A Beau­caire, le foot­ball n’est d’ailleurs pas le seul sport touché. Les clubs de hand­ball, de gym et de ten­nis, ont aus­si vu leurs sub­ven­tions fon­dre. Pas ceux de l’av­i­ron, du rug­by, ou du fut­sal. Georges Cornil­lon ne com­prend pas. « On est la plus vieille asso­ci­a­tion (1908) et la plus impor­tante de la ville ». Le Stade beau­cairois a 400 licen­ciés, alors que la ville de Beau­caire ne compte que 16 000 habitants.

Le prési­dent du club a bien une hypothèse. “C’est peut être parce qu’on a 260 maghrébins sur 384 licen­ciés…”. “De la pure diffama­tion, s’in­surge Julien Sanchez. Ce mon­sieur dit n’im­porte quoi, les déci­sions sont pris­es selon des critères objec­tifs”, notam­ment le nom­bre d’ad­hérents, le niveau du club ou la par­tic­i­pa­tion à la vie de la ville. “Il s’ag­it par exem­ple des activ­ités que les clubs pro­posent l’été, comme des bode­gas”, explique Julien Sanchez quand on lui demande des pré­ci­sions. “Cha­cun ses critères, con­tin­ue le jeune maire FN. Le club devrait nous remet­tre un trophée pour ce qu’on fait pour eux. Qu’ils arrê­tent de la ramen­er. Quand on voit les réac­tions, ça ne donne pas envie d’aider le foot” ful­mine-t-il. “Ils n’ont qu’à dire aux social­istes des col­lec­tiv­ités ter­ri­to­ri­ales que le méchant maire fas­ciste mangeur d’en­fants coupe les sub­ven­tions, ils seront très con­tents de leur en don­ner”, iro­nise Julien Sanchez, vraisem­blable­ment agacé par ces débats.

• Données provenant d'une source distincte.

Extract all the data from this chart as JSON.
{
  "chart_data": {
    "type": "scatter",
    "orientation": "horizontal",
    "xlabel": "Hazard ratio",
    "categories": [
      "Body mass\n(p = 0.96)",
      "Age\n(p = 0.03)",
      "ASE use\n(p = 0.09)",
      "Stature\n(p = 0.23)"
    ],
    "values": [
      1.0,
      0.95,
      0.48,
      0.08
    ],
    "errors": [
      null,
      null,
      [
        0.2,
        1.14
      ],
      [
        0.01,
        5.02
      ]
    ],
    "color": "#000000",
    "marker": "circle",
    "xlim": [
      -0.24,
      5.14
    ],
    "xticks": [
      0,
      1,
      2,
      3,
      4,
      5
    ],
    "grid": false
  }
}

Il affirme ne rien avoir con­tre le foot, sim­ple­ment, il n’est pas là “pour gaspiller l’ar­gent pub­lic”, con­clut-il.

La direction nationale du FN défend ses maires

Ces deux villes ne sont pas les seules munic­i­pal­ités touchées par des baiss­es de sub­ven­tions, sur les onze que dirige le Front nation­al. La sub­ven­tion du club de Fréjus (L’étoile sportive fréjussi­enne) a été abais­sée par le maire David Rach­line de 20 % l’an dernier, pas­sant de 600 000 à 480 000 €. Au FC Hayange, Loïc François, le prési­dent du club, craint des baiss­es de sub­ven­tion : « Pour l’instant on ne nous dit rien ». L’an dernier, les sub­ven­tions du club avaient baissé.

Ces réduc­tions budgé­taires n’ont rien d’étonnant pour Eric Domard, le con­seiller aux sports du FN : « Le nom d’Hayange par­le de lui-même et je com­prendrais que M. Engel­mann, le maire, choi­sisse de priv­ilégi­er d’autres secteurs dans cette ville en dif­fi­culté ».

Pour lui, l’essen­tiel n’est pas que les jeunes jouent au foot­ball, mais qu’ils trou­vent un emploi. “Il faut diriger les efforts financiers vers des secteurs plus impor­tants”, avance-t-il. La sécu­rité ou encore l’emploi. Les asso­ci­a­tions, elles, devront faire avec. Ou plutôt sans.